Now, after some fiddling, I've found that the cmd.exe invocation

grep -i -E -l "itemprop=['\"]description" path/to/files/*.htm

works fine, but I can't pipe its output to perl (or any other command, for that matter):

grep -i -E -l "itemprop=['\"]description" path/to/files/*.htm | perl myscript.pl

prints a list of files to terminal, followed by

grep: |: No such file or directory grep: perl: No such file or directory myscript.pl

grep treats | and subsequent words as arguments. How do I avoid that?
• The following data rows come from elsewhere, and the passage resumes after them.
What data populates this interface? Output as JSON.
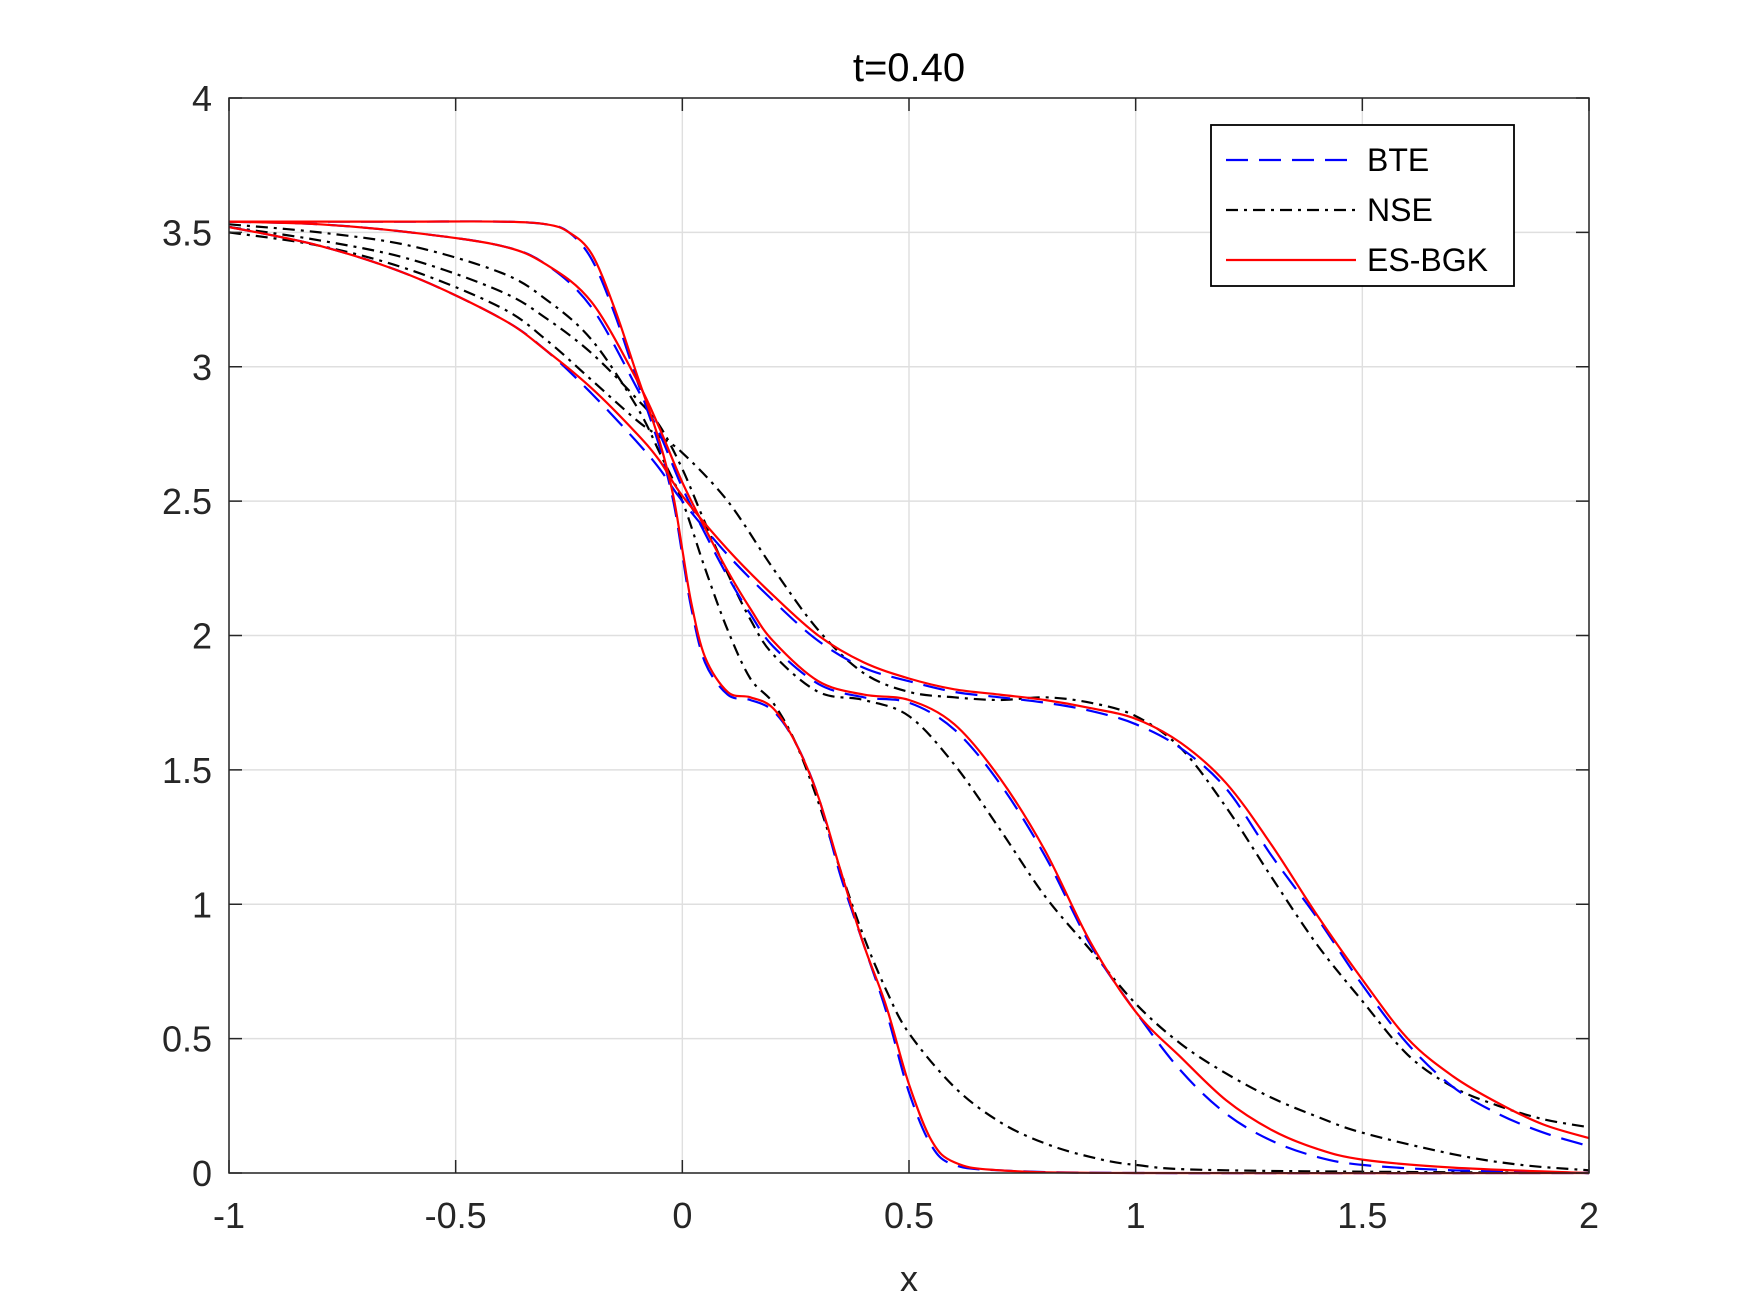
{
  "chart_data": {
    "type": "line",
    "title": "t=0.40",
    "xlabel": "x",
    "ylabel": "",
    "xlim": [
      -1,
      2
    ],
    "ylim": [
      0,
      4
    ],
    "grid": true,
    "legend_position": "top-right",
    "x_ticks": [
      "-1",
      "-0.5",
      "0",
      "0.5",
      "1",
      "1.5",
      "2"
    ],
    "y_ticks": [
      "0",
      "0.5",
      "1",
      "1.5",
      "2",
      "2.5",
      "3",
      "3.5",
      "4"
    ],
    "legend": [
      {
        "label": "BTE",
        "style": "dashed",
        "color": "#0000ff"
      },
      {
        "label": "NSE",
        "style": "dashdot",
        "color": "#000000"
      },
      {
        "label": "ES-BGK",
        "style": "solid",
        "color": "#ff0000"
      }
    ],
    "series": [
      {
        "name": "BTE",
        "group": "profile-1",
        "color": "#0000ff",
        "style": "dashed",
        "x": [
          -1,
          -0.8,
          -0.6,
          -0.4,
          -0.3,
          -0.25,
          -0.2,
          -0.15,
          -0.1,
          -0.05,
          -0.02,
          0,
          0.02,
          0.05,
          0.1,
          0.15,
          0.2,
          0.25,
          0.3,
          0.35,
          0.4,
          0.45,
          0.5,
          0.55,
          0.6,
          0.7,
          1.0,
          2.0
        ],
        "y": [
          3.54,
          3.54,
          3.54,
          3.54,
          3.53,
          3.5,
          3.4,
          3.2,
          2.95,
          2.7,
          2.5,
          2.3,
          2.1,
          1.9,
          1.78,
          1.76,
          1.72,
          1.6,
          1.4,
          1.1,
          0.85,
          0.6,
          0.3,
          0.1,
          0.03,
          0.01,
          0.0,
          0.0
        ]
      },
      {
        "name": "ES-BGK",
        "group": "profile-1",
        "color": "#ff0000",
        "style": "solid",
        "x": [
          -1,
          -0.8,
          -0.6,
          -0.4,
          -0.3,
          -0.25,
          -0.2,
          -0.15,
          -0.1,
          -0.05,
          -0.02,
          0,
          0.02,
          0.05,
          0.1,
          0.15,
          0.2,
          0.25,
          0.3,
          0.35,
          0.4,
          0.45,
          0.5,
          0.55,
          0.6,
          0.7,
          1.0,
          2.0
        ],
        "y": [
          3.54,
          3.54,
          3.54,
          3.54,
          3.53,
          3.5,
          3.42,
          3.22,
          2.97,
          2.72,
          2.52,
          2.32,
          2.12,
          1.92,
          1.79,
          1.77,
          1.73,
          1.6,
          1.4,
          1.12,
          0.85,
          0.62,
          0.33,
          0.12,
          0.04,
          0.01,
          0.0,
          0.0
        ]
      },
      {
        "name": "NSE",
        "group": "profile-1",
        "color": "#000000",
        "style": "dashdot",
        "x": [
          -1,
          -0.8,
          -0.6,
          -0.4,
          -0.3,
          -0.2,
          -0.1,
          -0.05,
          0,
          0.05,
          0.1,
          0.15,
          0.2,
          0.25,
          0.3,
          0.35,
          0.4,
          0.45,
          0.5,
          0.6,
          0.7,
          0.8,
          0.9,
          1.0,
          1.2,
          2.0
        ],
        "y": [
          3.53,
          3.5,
          3.45,
          3.35,
          3.25,
          3.1,
          2.85,
          2.68,
          2.5,
          2.25,
          2.02,
          1.84,
          1.75,
          1.6,
          1.38,
          1.12,
          0.88,
          0.68,
          0.52,
          0.32,
          0.19,
          0.11,
          0.06,
          0.03,
          0.01,
          0.0
        ]
      },
      {
        "name": "BTE",
        "group": "profile-2",
        "color": "#0000ff",
        "style": "dashed",
        "x": [
          -1,
          -0.8,
          -0.6,
          -0.4,
          -0.3,
          -0.2,
          -0.1,
          -0.05,
          0,
          0.05,
          0.1,
          0.15,
          0.2,
          0.3,
          0.4,
          0.5,
          0.6,
          0.7,
          0.8,
          0.9,
          1.0,
          1.1,
          1.2,
          1.3,
          1.4,
          1.5,
          1.7,
          2.0
        ],
        "y": [
          3.54,
          3.53,
          3.5,
          3.45,
          3.38,
          3.22,
          2.92,
          2.75,
          2.55,
          2.38,
          2.22,
          2.08,
          1.96,
          1.82,
          1.77,
          1.75,
          1.65,
          1.45,
          1.18,
          0.85,
          0.6,
          0.38,
          0.22,
          0.12,
          0.06,
          0.03,
          0.01,
          0.0
        ]
      },
      {
        "name": "ES-BGK",
        "group": "profile-2",
        "color": "#ff0000",
        "style": "solid",
        "x": [
          -1,
          -0.8,
          -0.6,
          -0.4,
          -0.3,
          -0.2,
          -0.1,
          -0.05,
          0,
          0.05,
          0.1,
          0.15,
          0.2,
          0.3,
          0.4,
          0.5,
          0.6,
          0.7,
          0.8,
          0.9,
          1.0,
          1.1,
          1.2,
          1.3,
          1.4,
          1.5,
          1.7,
          2.0
        ],
        "y": [
          3.54,
          3.53,
          3.5,
          3.45,
          3.38,
          3.24,
          2.95,
          2.77,
          2.57,
          2.4,
          2.24,
          2.1,
          1.98,
          1.83,
          1.78,
          1.76,
          1.67,
          1.47,
          1.2,
          0.86,
          0.6,
          0.43,
          0.27,
          0.16,
          0.09,
          0.05,
          0.02,
          0.0
        ]
      },
      {
        "name": "NSE",
        "group": "profile-2",
        "color": "#000000",
        "style": "dashdot",
        "x": [
          -1,
          -0.8,
          -0.6,
          -0.4,
          -0.3,
          -0.2,
          -0.1,
          -0.05,
          0,
          0.05,
          0.1,
          0.15,
          0.2,
          0.3,
          0.4,
          0.5,
          0.6,
          0.7,
          0.8,
          0.9,
          1.0,
          1.1,
          1.2,
          1.3,
          1.4,
          1.5,
          1.7,
          1.85,
          2.0
        ],
        "y": [
          3.52,
          3.47,
          3.4,
          3.28,
          3.18,
          3.05,
          2.88,
          2.78,
          2.62,
          2.42,
          2.23,
          2.06,
          1.93,
          1.79,
          1.76,
          1.7,
          1.52,
          1.28,
          1.03,
          0.83,
          0.63,
          0.48,
          0.37,
          0.28,
          0.21,
          0.15,
          0.07,
          0.03,
          0.01
        ]
      },
      {
        "name": "BTE",
        "group": "profile-3",
        "color": "#0000ff",
        "style": "dashed",
        "x": [
          -1,
          -0.8,
          -0.6,
          -0.4,
          -0.3,
          -0.2,
          -0.1,
          -0.05,
          0,
          0.1,
          0.2,
          0.3,
          0.4,
          0.5,
          0.6,
          0.7,
          0.8,
          0.9,
          1.0,
          1.1,
          1.2,
          1.3,
          1.4,
          1.5,
          1.6,
          1.7,
          1.8,
          1.9,
          2.0
        ],
        "y": [
          3.52,
          3.45,
          3.34,
          3.18,
          3.06,
          2.9,
          2.72,
          2.62,
          2.5,
          2.3,
          2.13,
          1.98,
          1.88,
          1.83,
          1.79,
          1.77,
          1.75,
          1.72,
          1.67,
          1.58,
          1.43,
          1.18,
          0.95,
          0.7,
          0.48,
          0.32,
          0.22,
          0.15,
          0.1
        ]
      },
      {
        "name": "ES-BGK",
        "group": "profile-3",
        "color": "#ff0000",
        "style": "solid",
        "x": [
          -1,
          -0.8,
          -0.6,
          -0.4,
          -0.3,
          -0.2,
          -0.1,
          -0.05,
          0,
          0.1,
          0.2,
          0.3,
          0.4,
          0.5,
          0.6,
          0.7,
          0.8,
          0.9,
          1.0,
          1.1,
          1.2,
          1.3,
          1.4,
          1.5,
          1.6,
          1.7,
          1.8,
          1.9,
          2.0
        ],
        "y": [
          3.52,
          3.45,
          3.34,
          3.18,
          3.06,
          2.92,
          2.75,
          2.65,
          2.52,
          2.32,
          2.15,
          2.0,
          1.9,
          1.84,
          1.8,
          1.78,
          1.76,
          1.73,
          1.69,
          1.6,
          1.45,
          1.22,
          0.96,
          0.72,
          0.5,
          0.36,
          0.26,
          0.18,
          0.13
        ]
      },
      {
        "name": "NSE",
        "group": "profile-3",
        "color": "#000000",
        "style": "dashdot",
        "x": [
          -1,
          -0.8,
          -0.6,
          -0.4,
          -0.3,
          -0.2,
          -0.1,
          -0.05,
          0,
          0.1,
          0.2,
          0.3,
          0.4,
          0.5,
          0.6,
          0.7,
          0.8,
          0.9,
          1.0,
          1.1,
          1.2,
          1.3,
          1.4,
          1.5,
          1.6,
          1.7,
          1.8,
          1.9,
          2.0
        ],
        "y": [
          3.5,
          3.45,
          3.36,
          3.22,
          3.1,
          2.95,
          2.8,
          2.74,
          2.68,
          2.5,
          2.25,
          2.02,
          1.86,
          1.79,
          1.77,
          1.76,
          1.77,
          1.75,
          1.7,
          1.58,
          1.36,
          1.1,
          0.85,
          0.64,
          0.44,
          0.32,
          0.25,
          0.2,
          0.17
        ]
      }
    ]
  }
}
Furthermore, I tried to overcome the issue with Powershell. I can pipe just fine from there (if I use an elementary expression, like "itemprop"), but I have trouble specifying the expression to search for.

grep -i -E -l "itemprop=['\"]description" path/to/files/*.htm just doesn't work. Powershell shows me a >> sign I don't even know what it means (expecting more input)? I've tried every manner of escaping quotes but none seems to work. Sometimes it's the shell, sometimes it's grep that's complaining for an unmatched [ character.

Any help is greatly appreciated.

1 Answer 1


It seems you have found a collision on how quotes are handled by the different parsers involved. The simplest way to solve this case is just to escape the closing quote of the grep search expression

grep -iEl "itemprop=['\"]description^" path/to/files/*.htm | perl myscript.pl
  • Very nice, though I don't see why I should escape the closing quote instead of the middle one. In the meantime, I've found another form that works, namely grep -iEl "itemprop=['\\""]description" path/to/files/*.htm | perl myscript.pl which seems to make a bit of sense once you get around to that crazy escape in the middle. Also note that neither method works in Powershell.